Pagels is clear that gnostic and orthodox Christianity have much in common, and the disagreements between them often broke along explicitly political lines. Both hold Jesus Christ as a divine figure and important teacher while drawing from the same texts and traditions. Still, as the Nag Hammadi texts prove by their existence, there were some texts expressing gnostic views that were never accepted as canonical, and this is often because such views challenge the authority of church leaders.
Gnostic ideas had been challenged since almost Christianity’s beginning, if the New Testament’s story about “the gnostic teacher Simon Magus” (45) is true. The presence of gnostic ideas from very early in Christianity’s history supports two key points by Pagels. The first point is that even the orthodox church accepted basic concepts that could be described as “gnostic” from sources like The Gospel of John, as long as they could be made compatible with the authority of the church hierarchy (119-122). The second of Pagels’s core arguments through The Gnostic Gospels is that “politics and religion coincide in the development of Christianity” (xxxvi).
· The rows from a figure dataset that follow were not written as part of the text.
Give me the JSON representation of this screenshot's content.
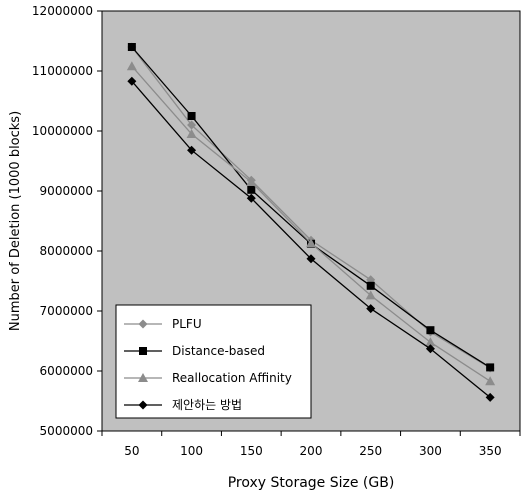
{
  "chart_data": {
    "type": "line",
    "xlabel": "Proxy Storage Size (GB)",
    "ylabel": "Number of Deletion (1000 blocks)",
    "x": [
      50,
      100,
      150,
      200,
      250,
      300,
      350
    ],
    "x_tick_labels": [
      "50",
      "100",
      "150",
      "200",
      "250",
      "300",
      "350"
    ],
    "ylim": [
      5000000,
      12000000
    ],
    "y_ticks": [
      5000000,
      6000000,
      7000000,
      8000000,
      9000000,
      10000000,
      11000000,
      12000000
    ],
    "y_tick_labels": [
      "5000000",
      "6000000",
      "7000000",
      "8000000",
      "9000000",
      "10000000",
      "11000000",
      "12000000"
    ],
    "grid": false,
    "plot_background": "#c0c0c0",
    "legend_position": "bottom-left",
    "series": [
      {
        "name": "PLFU",
        "color": "#8c8c8c",
        "marker": "diamond",
        "values": [
          11400000,
          10100000,
          9180000,
          8180000,
          7520000,
          6650000,
          6050000
        ]
      },
      {
        "name": "Distance-based",
        "color": "#000000",
        "marker": "square",
        "values": [
          11400000,
          10250000,
          9020000,
          8120000,
          7420000,
          6680000,
          6060000
        ]
      },
      {
        "name": "Reallocation Affinity",
        "color": "#8c8c8c",
        "marker": "triangle",
        "values": [
          11080000,
          9950000,
          9150000,
          8130000,
          7260000,
          6480000,
          5830000
        ]
      },
      {
        "name": "제안하는 방법",
        "color": "#000000",
        "marker": "diamond",
        "values": [
          10830000,
          9680000,
          8880000,
          7870000,
          7040000,
          6370000,
          5560000
        ]
      }
    ]
  }
}
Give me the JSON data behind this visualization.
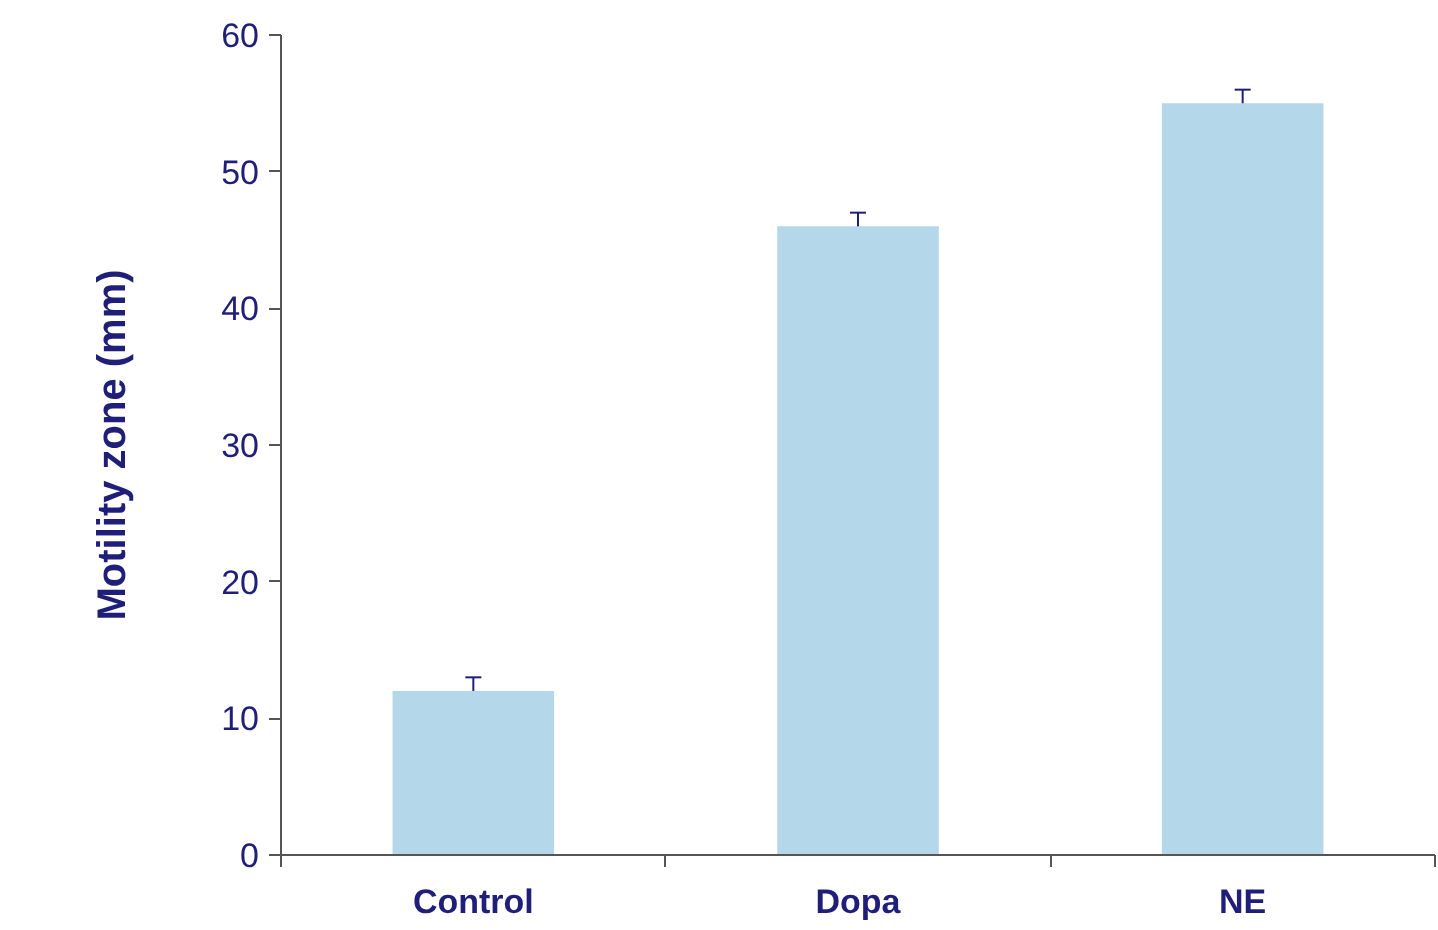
{
  "chart_data": {
    "type": "bar",
    "ylabel": "Motility zone (mm)",
    "categories": [
      "Control",
      "Dopa",
      "NE"
    ],
    "values": [
      12,
      46,
      55
    ],
    "errors": [
      1,
      1,
      1
    ],
    "color": "#b4d7ea",
    "ylim": [
      0,
      60
    ],
    "yticks": [
      0,
      10,
      20,
      30,
      40,
      50,
      60
    ],
    "grid": false
  }
}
This is not to say that political and social developments and circumstances entirely shape religious ideas and their success or failure. Instead, both the religious and the political/social were interwoven and mutually reenforcing.
Many of the differences stem from the gnostic belief in The Primacy of Direct Spiritual Knowledge. This deviation in emphasis would have a profound influence over gnosticism, with The Gospel of Mary asserting that “whoever ‘sees the Lord’ through inner vision can claim that his or her own authority equals, or surpasses, that of the Twelve—and of their successors” (14). As Pagels argues throughout The Gnostic Gospels, such interpretations would fundamentally shape the ways in which gnostic Christians set themselves apart. These ways include both ideas (the belief in the importance of gnosis over a simple conversion experience) and practices (decentralized organization that avoided hierarchies).
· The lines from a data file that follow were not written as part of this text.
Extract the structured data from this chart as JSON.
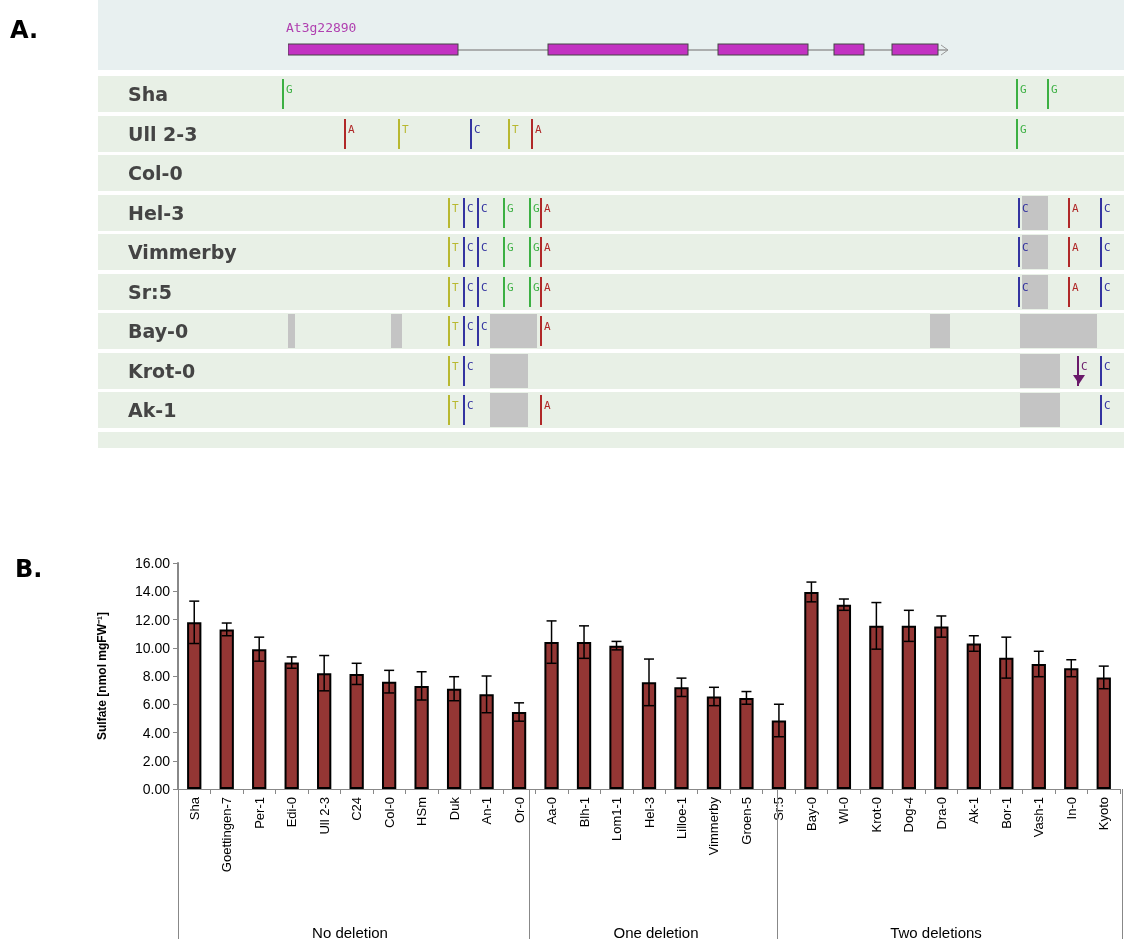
{
  "chart_data": [
    {
      "type": "other",
      "title": "A.",
      "subtitle": "At3g22890",
      "categories": [
        "Sha",
        "Ull 2-3",
        "Col-0",
        "Hel-3",
        "Vimmerby",
        "Sr:5",
        "Bay-0",
        "Krot-0",
        "Ak-1"
      ],
      "annotations": [
        {
          "text": "G",
          "y": "Sha"
        },
        {
          "text": "G",
          "y": "Sha"
        },
        {
          "text": "G",
          "y": "Sha"
        },
        {
          "text": "A",
          "y": "Ull 2-3"
        },
        {
          "text": "T",
          "y": "Ull 2-3"
        },
        {
          "text": "C",
          "y": "Ull 2-3"
        },
        {
          "text": "T",
          "y": "Ull 2-3"
        },
        {
          "text": "A",
          "y": "Ull 2-3"
        },
        {
          "text": "G",
          "y": "Ull 2-3"
        },
        {
          "text": "T",
          "y": "Hel-3"
        },
        {
          "text": "C",
          "y": "Hel-3"
        },
        {
          "text": "C",
          "y": "Hel-3"
        },
        {
          "text": "G",
          "y": "Hel-3"
        },
        {
          "text": "G",
          "y": "Hel-3"
        },
        {
          "text": "A",
          "y": "Hel-3"
        },
        {
          "text": "C",
          "y": "Hel-3"
        },
        {
          "text": "A",
          "y": "Hel-3"
        },
        {
          "text": "C",
          "y": "Hel-3"
        },
        {
          "text": "T",
          "y": "Vimmerby"
        },
        {
          "text": "C",
          "y": "Vimmerby"
        },
        {
          "text": "C",
          "y": "Vimmerby"
        },
        {
          "text": "G",
          "y": "Vimmerby"
        },
        {
          "text": "G",
          "y": "Vimmerby"
        },
        {
          "text": "A",
          "y": "Vimmerby"
        },
        {
          "text": "C",
          "y": "Vimmerby"
        },
        {
          "text": "A",
          "y": "Vimmerby"
        },
        {
          "text": "C",
          "y": "Vimmerby"
        },
        {
          "text": "T",
          "y": "Sr:5"
        },
        {
          "text": "C",
          "y": "Sr:5"
        },
        {
          "text": "C",
          "y": "Sr:5"
        },
        {
          "text": "G",
          "y": "Sr:5"
        },
        {
          "text": "G",
          "y": "Sr:5"
        },
        {
          "text": "A",
          "y": "Sr:5"
        },
        {
          "text": "C",
          "y": "Sr:5"
        },
        {
          "text": "A",
          "y": "Sr:5"
        },
        {
          "text": "C",
          "y": "Sr:5"
        },
        {
          "text": "T",
          "y": "Bay-0"
        },
        {
          "text": "C",
          "y": "Bay-0"
        },
        {
          "text": "C",
          "y": "Bay-0"
        },
        {
          "text": "A",
          "y": "Bay-0"
        },
        {
          "text": "T",
          "y": "Krot-0"
        },
        {
          "text": "C",
          "y": "Krot-0"
        },
        {
          "text": "C",
          "y": "Krot-0"
        },
        {
          "text": "C",
          "y": "Krot-0"
        },
        {
          "text": "T",
          "y": "Ak-1"
        },
        {
          "text": "C",
          "y": "Ak-1"
        },
        {
          "text": "A",
          "y": "Ak-1"
        },
        {
          "text": "C",
          "y": "Ak-1"
        }
      ]
    },
    {
      "type": "bar",
      "title": "B.",
      "ylabel": "Sulfate [nmol mgFW⁻¹]",
      "categories": [
        "Sha",
        "Goettingen-7",
        "Per-1",
        "Edi-0",
        "Ull 2-3",
        "C24",
        "Col-0",
        "HSm",
        "Duk",
        "An-1",
        "Or-0",
        "Aa-0",
        "Blh-1",
        "Lom1-1",
        "Hel-3",
        "Lilloe-1",
        "Vimmerby",
        "Groen-5",
        "Sr:5",
        "Bay-0",
        "Wl-0",
        "Krot-0",
        "Dog-4",
        "Dra-0",
        "Ak-1",
        "Bor-1",
        "Vash-1",
        "In-0",
        "Kyoto"
      ],
      "values": [
        11.8,
        11.3,
        9.9,
        8.95,
        8.2,
        8.15,
        7.6,
        7.3,
        7.1,
        6.7,
        5.45,
        10.4,
        10.4,
        10.15,
        7.55,
        7.2,
        6.55,
        6.45,
        4.85,
        13.95,
        13.05,
        11.55,
        11.55,
        11.5,
        10.3,
        9.3,
        8.85,
        8.55,
        7.9
      ],
      "errors": [
        1.5,
        0.45,
        0.85,
        0.4,
        1.25,
        0.75,
        0.8,
        1.0,
        0.85,
        1.3,
        0.65,
        1.5,
        1.15,
        0.3,
        1.65,
        0.65,
        0.65,
        0.45,
        1.15,
        0.7,
        0.4,
        1.65,
        1.1,
        0.75,
        0.55,
        1.45,
        0.9,
        0.6,
        0.8
      ],
      "color": "#943634",
      "ylim": [
        0,
        16
      ],
      "yticks": [
        {
          "value": 0,
          "label": "0.00"
        },
        {
          "value": 2,
          "label": "2.00"
        },
        {
          "value": 4,
          "label": "4.00"
        },
        {
          "value": 6,
          "label": "6.00"
        },
        {
          "value": 8,
          "label": "8.00"
        },
        {
          "value": 10,
          "label": "10.00"
        },
        {
          "value": 12,
          "label": "12.00"
        },
        {
          "value": 14,
          "label": "14.00"
        },
        {
          "value": 16,
          "label": "16.00"
        }
      ],
      "annotations": [
        "No deletion",
        "One deletion",
        "Two deletions"
      ]
    }
  ]
}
Notably, in the Introduction, Pagels does not explicitly discuss at length the category of gnostic Christianity itself. While later historians have questioned whether this category is valid (See: Critical Context), Pagels herself does not necessarily present gnostic Christianity as an organized collective. She does write of a “widespread movement that derived its sources from various traditions” (xxxii) and about organized groups like the students of Valentinus (17). Still, Pagels never refers to gnostic Christianity as an organized, institutional church. Instead, Pagels suggests that gnosticism was a product of an early period in which Christians were in “communities scattered throughout the known world organized […] in ways that differed widely from one group to another” (xxiii), instead of anything like the “institutional religion” (xxxvi) with a well-defined hierarchy that orthodox Christianity had become by the third century. Pagels’s discussion of the organization of gnostic communities would be a basis for debates by later scholars over whether gnosticism existed as an actual religious group or just as a set of related ideas that were perhaps never adopted completely, but only to varying extents by different Christians.